Upon closer inspection, she appeared hopelessly stuck, her old exoskeleton barely cracked, not a single leg peeking through. It was much worse than he thought and he took a moment to draw in a ragged, pained breath.
Then he steadied himself. With the Q-tip, he dabbed the soap solution on the exuvium, careful to not drip any fluid that might get into Henrietta’s book lungs and drown her.
While he waited thirty minutes for the solution to soften the exoskeleton, he decided to take his intervention a step further and fully remove the sternum piece of the old, molting shell. The plates were connected by a thin membrane, and were very easy to extract using the sterilized tweezers.
This process went smoother than anticipated and soon he’d removed most of the carapace and sternum plates.
Henrietta’s legs remained trapped, however. Long, delicate new legs held prisoner by the hard rings of her old skin. Without use of her legs to work herself out of her old exoskeleton, she still wasn’t going anyplace.
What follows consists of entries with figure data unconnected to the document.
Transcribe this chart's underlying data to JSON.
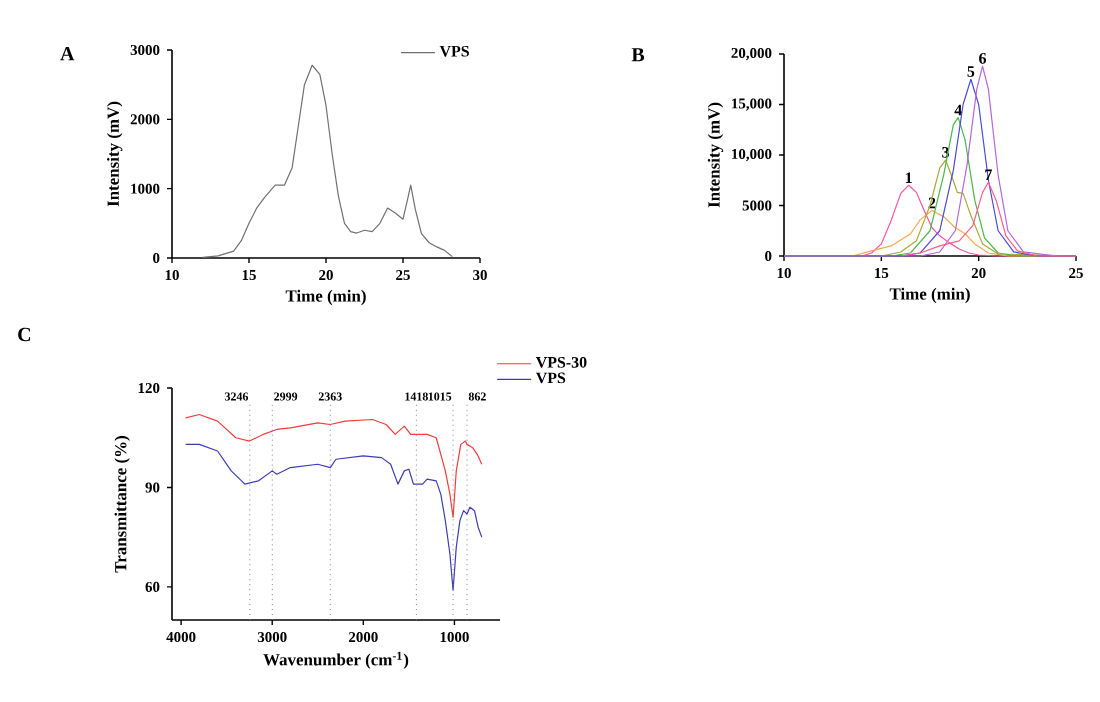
{
  "chart_data": [
    {
      "type": "line",
      "title": "A",
      "xlabel": "Time (min)",
      "ylabel": "Intensity (mV)",
      "xlim": [
        10,
        30
      ],
      "xticks": [
        10,
        15,
        20,
        25,
        30
      ],
      "ylim": [
        0,
        3000
      ],
      "yticks": [
        0,
        1000,
        2000,
        3000
      ],
      "legend": "top right",
      "marker": "none",
      "line_style": "solid",
      "series": [
        {
          "name": "VPS",
          "color": "#707070",
          "x": [
            12,
            13,
            14,
            14.5,
            15,
            15.5,
            16,
            16.7,
            17.3,
            17.8,
            18.2,
            18.6,
            19.1,
            19.6,
            20,
            20.4,
            20.8,
            21.2,
            21.6,
            22,
            22.5,
            23,
            23.5,
            24,
            24.5,
            25,
            25.3,
            25.5,
            25.8,
            26.2,
            26.7,
            27.2,
            27.7,
            28.2
          ],
          "values": [
            10,
            30,
            100,
            250,
            500,
            720,
            870,
            1050,
            1050,
            1300,
            1900,
            2500,
            2780,
            2650,
            2200,
            1500,
            900,
            500,
            380,
            360,
            400,
            380,
            500,
            720,
            650,
            560,
            850,
            1050,
            700,
            350,
            220,
            160,
            110,
            20
          ]
        }
      ]
    },
    {
      "type": "line",
      "title": "B",
      "xlabel": "Time (min)",
      "ylabel": "Intensity (mV)",
      "xlim": [
        10,
        25
      ],
      "xticks": [
        10,
        15,
        20,
        25
      ],
      "ylim": [
        0,
        20000
      ],
      "yticks": [
        0,
        5000,
        {
          "value": 10000,
          "label": "10,000"
        },
        {
          "value": 15000,
          "label": "15,000"
        },
        {
          "value": 20000,
          "label": "20,000"
        }
      ],
      "marker": "none",
      "line_style": "solid",
      "series": [
        {
          "name": "1",
          "color": "#ff4f9f",
          "x": [
            10,
            14,
            14.5,
            15,
            15.5,
            16,
            16.4,
            16.8,
            17.2,
            17.6,
            18,
            18.5,
            19,
            19.5,
            20,
            21,
            25
          ],
          "values": [
            0,
            0,
            300,
            1200,
            3500,
            6200,
            7000,
            6300,
            4500,
            2800,
            2000,
            1300,
            700,
            300,
            100,
            0,
            0
          ]
        },
        {
          "name": "2",
          "color": "#ffa64d",
          "x": [
            10,
            13.5,
            14.5,
            15.5,
            16.5,
            17,
            17.6,
            18.2,
            18.8,
            19.3,
            19.8,
            20.5,
            21.5,
            25
          ],
          "values": [
            0,
            0,
            500,
            1000,
            2200,
            3600,
            4500,
            3900,
            2800,
            2200,
            1200,
            300,
            0,
            0
          ]
        },
        {
          "name": "3",
          "color": "#a8a838",
          "x": [
            10,
            15,
            16,
            16.8,
            17.5,
            18,
            18.3,
            18.6,
            18.9,
            19.2,
            19.6,
            20.2,
            21,
            25
          ],
          "values": [
            0,
            0,
            400,
            1500,
            5000,
            8700,
            9500,
            8000,
            6300,
            6200,
            4000,
            1200,
            200,
            0
          ]
        },
        {
          "name": "4",
          "color": "#49b749",
          "x": [
            10,
            15.5,
            16.5,
            17.5,
            18.2,
            18.7,
            18.95,
            19.3,
            19.8,
            20.3,
            21,
            22,
            25
          ],
          "values": [
            0,
            0,
            300,
            2500,
            8000,
            13000,
            13700,
            11500,
            5500,
            1800,
            300,
            0,
            0
          ]
        },
        {
          "name": "5",
          "color": "#4a4ad8",
          "x": [
            10,
            16,
            17,
            18,
            18.7,
            19.2,
            19.6,
            20,
            20.5,
            21,
            21.8,
            23,
            25
          ],
          "values": [
            0,
            0,
            300,
            2500,
            8500,
            15000,
            17500,
            15000,
            7500,
            2500,
            400,
            0,
            0
          ]
        },
        {
          "name": "6",
          "color": "#b468d8",
          "x": [
            10,
            17,
            18,
            18.8,
            19.4,
            19.9,
            20.2,
            20.5,
            21,
            21.5,
            22.3,
            24,
            25
          ],
          "values": [
            0,
            0,
            400,
            2500,
            9000,
            16500,
            18800,
            16500,
            8000,
            2500,
            400,
            0,
            0
          ]
        },
        {
          "name": "7",
          "color": "#ff5a8a",
          "x": [
            16,
            17,
            18,
            19,
            19.7,
            20.2,
            20.5,
            20.9,
            21.4,
            22,
            23,
            25
          ],
          "values": [
            0,
            300,
            1000,
            1500,
            3000,
            6300,
            7300,
            5500,
            2000,
            500,
            0,
            0
          ]
        }
      ]
    },
    {
      "type": "line",
      "title": "C",
      "xlabel": "Wavenumber (cm$^{-1}$)",
      "ylabel": "Transmittance (%)",
      "xlim": [
        4100,
        500
      ],
      "xticks": [
        4000,
        3000,
        2000,
        1000
      ],
      "ylim": [
        50,
        120
      ],
      "yticks": [
        60,
        90,
        120
      ],
      "legend": "top right",
      "marker": "none",
      "line_style": "solid",
      "ref_lines": [
        {
          "axis": "x",
          "value": 3246,
          "label": "3246",
          "color": "#808080",
          "line_style": "dotted"
        },
        {
          "axis": "x",
          "value": 2999,
          "label": "2999",
          "color": "#808080",
          "line_style": "dotted"
        },
        {
          "axis": "x",
          "value": 2363,
          "label": "2363",
          "color": "#808080",
          "line_style": "dotted"
        },
        {
          "axis": "x",
          "value": 1418,
          "label": "1418",
          "color": "#808080",
          "line_style": "dotted"
        },
        {
          "axis": "x",
          "value": 1015,
          "label": "1015",
          "color": "#808080",
          "line_style": "dotted"
        },
        {
          "axis": "x",
          "value": 862,
          "label": "862",
          "color": "#808080",
          "line_style": "dotted"
        }
      ],
      "series": [
        {
          "name": "VPS-30",
          "color": "#f03c3c",
          "x": [
            3950,
            3800,
            3600,
            3400,
            3250,
            3100,
            2950,
            2800,
            2500,
            2363,
            2200,
            1900,
            1750,
            1650,
            1550,
            1480,
            1400,
            1300,
            1200,
            1150,
            1100,
            1050,
            1015,
            980,
            930,
            880,
            862,
            800,
            750,
            700
          ],
          "values": [
            111,
            112,
            110,
            105,
            104,
            106,
            107.5,
            108,
            109.5,
            109,
            110,
            110.5,
            109,
            106,
            108.5,
            106,
            106,
            106,
            105,
            100,
            95,
            88,
            81,
            95,
            103,
            104,
            103,
            102,
            100,
            97
          ]
        },
        {
          "name": "VPS",
          "color": "#3c3cb4",
          "x": [
            3950,
            3800,
            3600,
            3450,
            3300,
            3150,
            3000,
            2950,
            2800,
            2500,
            2363,
            2300,
            2000,
            1800,
            1700,
            1620,
            1550,
            1500,
            1450,
            1350,
            1300,
            1200,
            1150,
            1100,
            1050,
            1015,
            980,
            940,
            900,
            862,
            830,
            780,
            740,
            700
          ],
          "values": [
            103,
            103,
            101,
            95,
            91,
            92,
            95,
            94,
            96,
            97,
            96,
            98.5,
            99.5,
            99,
            97,
            91,
            95,
            95.5,
            91,
            91,
            92.5,
            92,
            88,
            80,
            70,
            59,
            72,
            80,
            83,
            82,
            84,
            83,
            78,
            75
          ]
        }
      ]
    }
  ]
}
He got back out his magnifiying glass and considered his options.
Downstairs came the sound of the front door opening and closing. Hushed voices murmuring. Debating, no doubt. To disturb or not to disturb. Upstairs was his sanctuary, filled with his own special guests. None of them liked to come up here. At least, not any more than they had to.
Finally, however, the sound of footsteps, creaking up the old stairs, hitting the landing, approaching his room.
The door opened, flooding the room with unexpected daylight.
“Close it!” he snarled.
The door closed.
“Stand. Don’t say a word.”
The intruder stood, didn’t say a word.
Better.
He would have to break the heavy rings articulating each leg. If he could chip away that part of the hardened exoskeleton without damaging the soft, unprotected leg beneath, Henrietta might have a chance. Four joints each leg. Eight legs.
He settled in for the painstaking work, still aware of the presence behind him, the girl who did not move, would not move, until he spoke again.
Five minutes rolled into ten, thirty, forty-five minutes. An hour. He chipped away at the hardened exoskeleton on each leg, slowly, carefully, ring by ring.
When he finally looked up, he was surprised to find that perspiration stuck his shirt to his skin and he was breathing hard, as if he’d been hiking for hours, and not just hunched over a table in a pool of dim light.
He had all eight legs free, though several were bent awkwardly, clearly damaged. As he watched, however, one leg moved, then another. Henrietta was still with him, fighting to pull through.